Microcharacterization of polycrystalline semiconductor thin films for photovoltaic applications

Abstract

We have investigated the properties of individual grains in polycrystalline thin films of CuInSe2 and CdTe by transmission electron microscopy (TEM), transmission electron diffraction (TED), scanning electron microscopy (SEM), and energy dispersive x‐ray spectroscopy (EDS) in a Scanning Transmission Microscope (STEM). TED experiments showed that most grains possess the chalcopyrite structure, which is expected for CuInSe2. In some cases, however, a complex arrangement of different phases was found within a single grain, allowing a glimpse at the kinetics of the grain boundaries, EDS spectra were recorded in a SEM. The spectra show unambiguously the presence of grains with disparate composition.
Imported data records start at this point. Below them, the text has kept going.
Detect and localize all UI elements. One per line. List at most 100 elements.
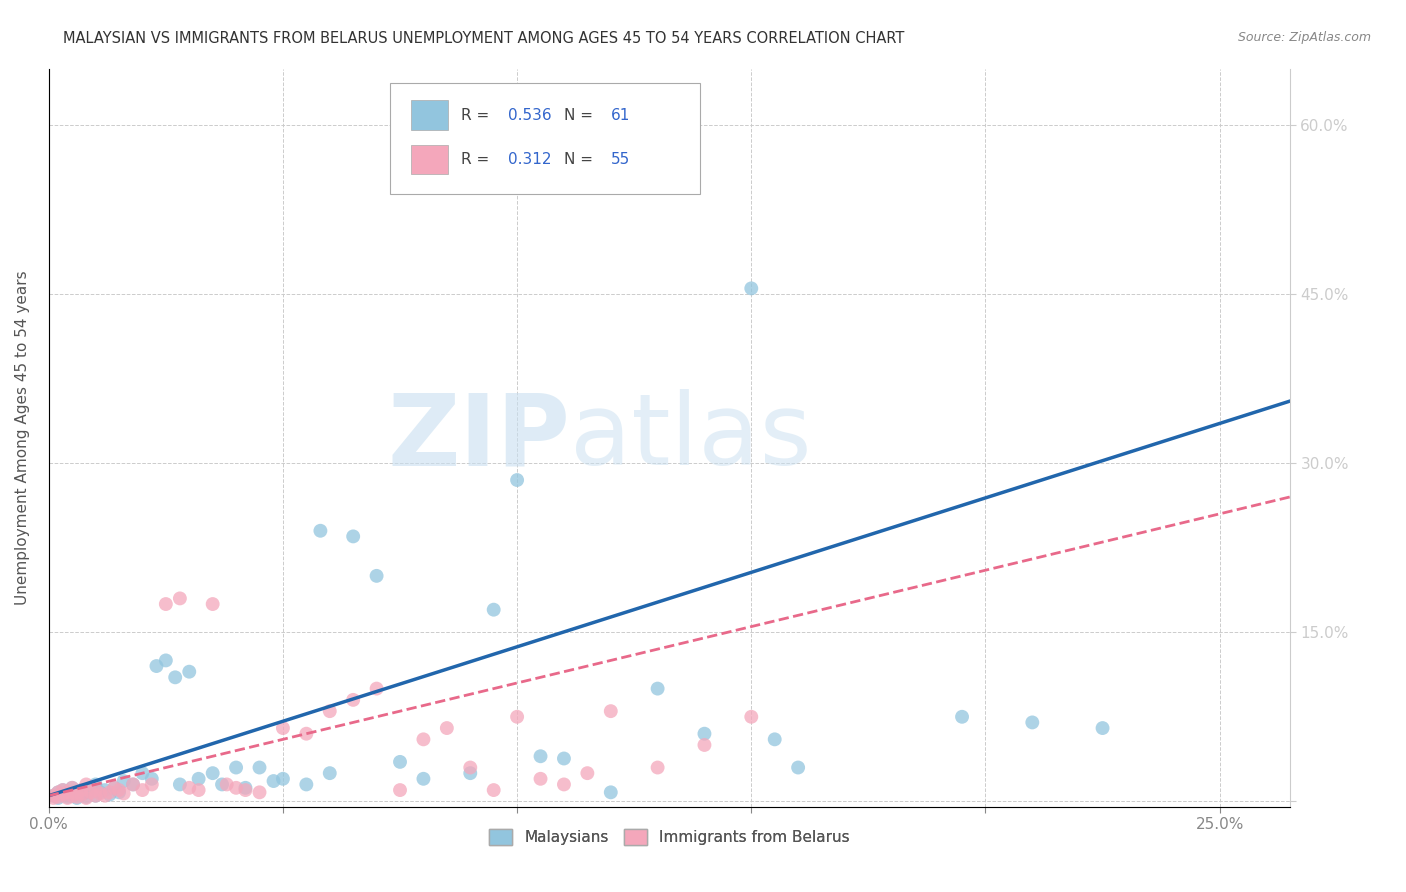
Point [179, 780, 201, 795]
Point [98, 788, 121, 802]
FancyBboxPatch shape [411, 145, 449, 174]
Point [70, 788, 93, 802]
Point [225, 760, 247, 774]
Point [155, 653, 177, 667]
Point [366, 681, 388, 696]
Point [553, 777, 575, 791]
Point [42, 789, 65, 803]
Point [950, 710, 973, 724]
Point [141, 772, 163, 786]
FancyBboxPatch shape [389, 83, 700, 194]
Point [60, 789, 83, 803]
Point [75, 785, 97, 799]
Point [169, 777, 191, 791]
Point [112, 787, 135, 801]
Point [763, 732, 786, 747]
Point [66, 787, 89, 801]
Point [482, 783, 505, 797]
Text: ZIP: ZIP [387, 389, 569, 486]
Point [787, 760, 810, 774]
Legend: Malaysians, Immigrants from Belarus: Malaysians, Immigrants from Belarus [482, 822, 856, 851]
Point [295, 727, 318, 741]
Point [52, 783, 75, 797]
Point [263, 774, 285, 789]
Point [56, 789, 79, 804]
Text: atlas: atlas [569, 389, 811, 486]
Point [122, 777, 145, 791]
Point [94, 783, 117, 797]
Point [66, 787, 89, 801]
Point [235, 780, 257, 795]
Point [103, 780, 125, 795]
Point [70, 788, 93, 802]
Point [576, 766, 599, 780]
Point [179, 665, 201, 679]
Point [70, 783, 93, 797]
Point [89, 787, 111, 801]
Point [389, 755, 412, 769]
Point [529, 749, 551, 764]
Point [366, 569, 388, 583]
Text: 55: 55 [612, 152, 630, 167]
Point [342, 693, 364, 707]
Point [1091, 721, 1114, 735]
Point [131, 783, 153, 797]
Point [80, 785, 103, 799]
Point [211, 777, 233, 791]
Point [201, 597, 224, 611]
Point [84, 783, 107, 797]
Point [145, 659, 167, 673]
Point [89, 785, 111, 799]
Point [141, 777, 163, 791]
Point [693, 727, 716, 741]
Y-axis label: Unemployment Among Ages 45 to 54 years: Unemployment Among Ages 45 to 54 years [15, 270, 30, 605]
Text: 61: 61 [612, 108, 630, 122]
Text: MALAYSIAN VS IMMIGRANTS FROM BELARUS UNEMPLOYMENT AMONG AGES 45 TO 54 YEARS CORR: MALAYSIAN VS IMMIGRANTS FROM BELARUS UNE… [63, 31, 904, 46]
Point [647, 760, 669, 774]
Point [52, 788, 75, 802]
Point [529, 772, 551, 786]
Point [60, 789, 83, 803]
Point [215, 777, 238, 791]
Point [740, 281, 762, 295]
Point [1021, 715, 1043, 730]
Point [60, 780, 83, 795]
Point [66, 789, 89, 804]
Point [108, 783, 131, 797]
Point [42, 789, 65, 803]
Point [75, 777, 97, 791]
Point [553, 751, 575, 765]
Point [187, 772, 209, 786]
Point [647, 681, 669, 696]
Point [249, 760, 271, 774]
Point [319, 704, 342, 718]
Point [271, 721, 294, 735]
Point [84, 789, 107, 803]
Point [187, 783, 209, 797]
Point [75, 789, 97, 804]
Point [56, 785, 79, 799]
Point [458, 766, 481, 780]
Point [506, 473, 529, 487]
Point [436, 721, 458, 735]
Point [389, 783, 412, 797]
Text: N =: N = [564, 108, 598, 122]
Point [482, 603, 505, 617]
Point [740, 710, 762, 724]
Point [342, 529, 364, 543]
Point [52, 783, 75, 797]
Point [60, 780, 83, 795]
Text: Source: ZipAtlas.com: Source: ZipAtlas.com [1237, 31, 1371, 45]
Point [42, 791, 65, 805]
Point [108, 785, 131, 799]
Point [46, 791, 69, 805]
Point [412, 772, 434, 786]
Text: 0.312: 0.312 [508, 152, 551, 167]
Text: R =: R = [461, 108, 494, 122]
Point [201, 766, 224, 780]
Point [235, 783, 257, 797]
Point [46, 785, 69, 799]
Point [84, 777, 107, 791]
Point [94, 789, 117, 803]
Point [84, 789, 107, 803]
To assess the compositional changes within single grains, EDS spectra were taken at various locations on the grains in a STEM. Using the total photon count as a measure of the local grain thickness and the ratio of Se Kα/Se Lα intensities to correct for absorption losses, we can analyze the relative concentrations of Se, In, and Cu independently of grain thickness. CdTe films, grown on a CdS/SnO2/glass and examined by SEM showed that the grain size depends primarily on the film thickness. TEM experiments revealed the type, density, and distribution of the structural defects in this material. Threading dislocations, stacking faults, and twinned grains were frequently observed. However, their densities differed markedly from one grain to the next. Some grains exhibited defect densities in excess of 109 cm−2, while adjacent grains were virtually defect free. Cathodoluminescence experiments in the SEM showed a similar difference in the density of nonradiative recombination centers. The grain boundaries were found to be sites of enhanced nonradiative recombination.